Jak się ma 14 lat, ogląda dany sport od chwili i nie posiada negatywnych doświadczeń związanych z kibicowaniem jakimś zawodnikom, to pewnie tak. W innej sytuacji dość normalne jest bardziej pragmatyczne podejście.
Re: Danielle Collins
: 07 lut 2022, 22:43
autor: Jacques D.
Mario pisze: ↑07 lut 2022, 22:37
Jacques D. pisze: ↑07 lut 2022, 21:58
Robertinho pisze: ↑07 lut 2022, 13:20
Ja rozważam bycie fanem
A ja naiwny zawsze myślałem, że dopingowanie kogoś to dość spontaniczny akt...

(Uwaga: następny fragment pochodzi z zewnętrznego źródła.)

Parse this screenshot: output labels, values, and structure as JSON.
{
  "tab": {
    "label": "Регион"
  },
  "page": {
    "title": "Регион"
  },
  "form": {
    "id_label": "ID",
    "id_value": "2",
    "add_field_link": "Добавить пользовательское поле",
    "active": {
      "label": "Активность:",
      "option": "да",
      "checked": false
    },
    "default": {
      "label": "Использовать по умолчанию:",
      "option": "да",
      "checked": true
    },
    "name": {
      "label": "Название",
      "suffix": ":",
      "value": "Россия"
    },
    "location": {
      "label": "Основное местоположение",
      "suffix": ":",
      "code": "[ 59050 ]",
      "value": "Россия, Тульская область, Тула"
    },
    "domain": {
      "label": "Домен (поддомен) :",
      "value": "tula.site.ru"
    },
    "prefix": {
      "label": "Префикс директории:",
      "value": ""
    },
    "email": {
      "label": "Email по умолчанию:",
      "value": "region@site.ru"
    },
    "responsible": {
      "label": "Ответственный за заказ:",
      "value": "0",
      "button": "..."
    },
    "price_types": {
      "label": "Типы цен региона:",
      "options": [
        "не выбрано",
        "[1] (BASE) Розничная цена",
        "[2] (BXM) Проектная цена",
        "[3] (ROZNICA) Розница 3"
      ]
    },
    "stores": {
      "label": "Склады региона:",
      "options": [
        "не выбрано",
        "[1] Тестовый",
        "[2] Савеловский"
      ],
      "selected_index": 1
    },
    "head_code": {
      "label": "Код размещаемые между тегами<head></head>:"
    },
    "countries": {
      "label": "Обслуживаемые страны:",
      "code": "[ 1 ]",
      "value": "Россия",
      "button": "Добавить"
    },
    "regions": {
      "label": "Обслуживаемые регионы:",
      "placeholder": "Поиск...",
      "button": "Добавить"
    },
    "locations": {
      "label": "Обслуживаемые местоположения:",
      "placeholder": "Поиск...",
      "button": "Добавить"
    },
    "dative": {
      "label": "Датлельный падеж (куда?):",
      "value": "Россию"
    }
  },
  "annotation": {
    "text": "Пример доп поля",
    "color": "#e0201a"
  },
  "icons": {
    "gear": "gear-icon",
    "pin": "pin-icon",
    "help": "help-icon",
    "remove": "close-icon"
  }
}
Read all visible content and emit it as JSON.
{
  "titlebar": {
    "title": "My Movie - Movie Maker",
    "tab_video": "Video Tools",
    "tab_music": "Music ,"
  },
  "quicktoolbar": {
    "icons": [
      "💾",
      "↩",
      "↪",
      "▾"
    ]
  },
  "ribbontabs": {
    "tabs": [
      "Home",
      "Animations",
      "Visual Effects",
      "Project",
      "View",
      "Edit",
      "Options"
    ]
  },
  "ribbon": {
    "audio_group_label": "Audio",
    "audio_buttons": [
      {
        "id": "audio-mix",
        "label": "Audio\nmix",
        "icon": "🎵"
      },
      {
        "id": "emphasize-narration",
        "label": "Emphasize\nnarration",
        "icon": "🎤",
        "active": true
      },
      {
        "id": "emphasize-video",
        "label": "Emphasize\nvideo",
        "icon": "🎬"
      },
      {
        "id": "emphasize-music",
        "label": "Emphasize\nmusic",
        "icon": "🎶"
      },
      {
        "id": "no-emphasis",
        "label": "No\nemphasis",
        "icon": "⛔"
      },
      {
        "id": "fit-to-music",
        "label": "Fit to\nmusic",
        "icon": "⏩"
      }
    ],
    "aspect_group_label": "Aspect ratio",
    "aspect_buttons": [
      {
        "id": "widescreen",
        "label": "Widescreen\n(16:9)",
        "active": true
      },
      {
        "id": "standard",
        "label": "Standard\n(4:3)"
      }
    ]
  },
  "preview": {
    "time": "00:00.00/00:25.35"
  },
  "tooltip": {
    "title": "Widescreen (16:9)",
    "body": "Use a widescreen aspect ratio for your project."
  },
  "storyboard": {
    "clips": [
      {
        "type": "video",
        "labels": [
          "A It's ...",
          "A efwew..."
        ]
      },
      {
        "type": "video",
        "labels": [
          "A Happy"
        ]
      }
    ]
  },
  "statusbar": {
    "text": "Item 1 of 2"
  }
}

Jak się ma 14 lat, ogląda dany sport od chwili i nie posiada negatywnych doświadczeń związanych z kibicowaniem jakimś zawodnikom, to pewnie tak. W innej sytuacji dość normalne jest bardziej pragmatyczne podejście.
Problem w tym, że to psychologicznie wręcz niemożliwe, "racjonalnie" przekonać się do dopingowania kogoś, do kogo ma się emocjonalnie obojętne/negatywne nastawienie.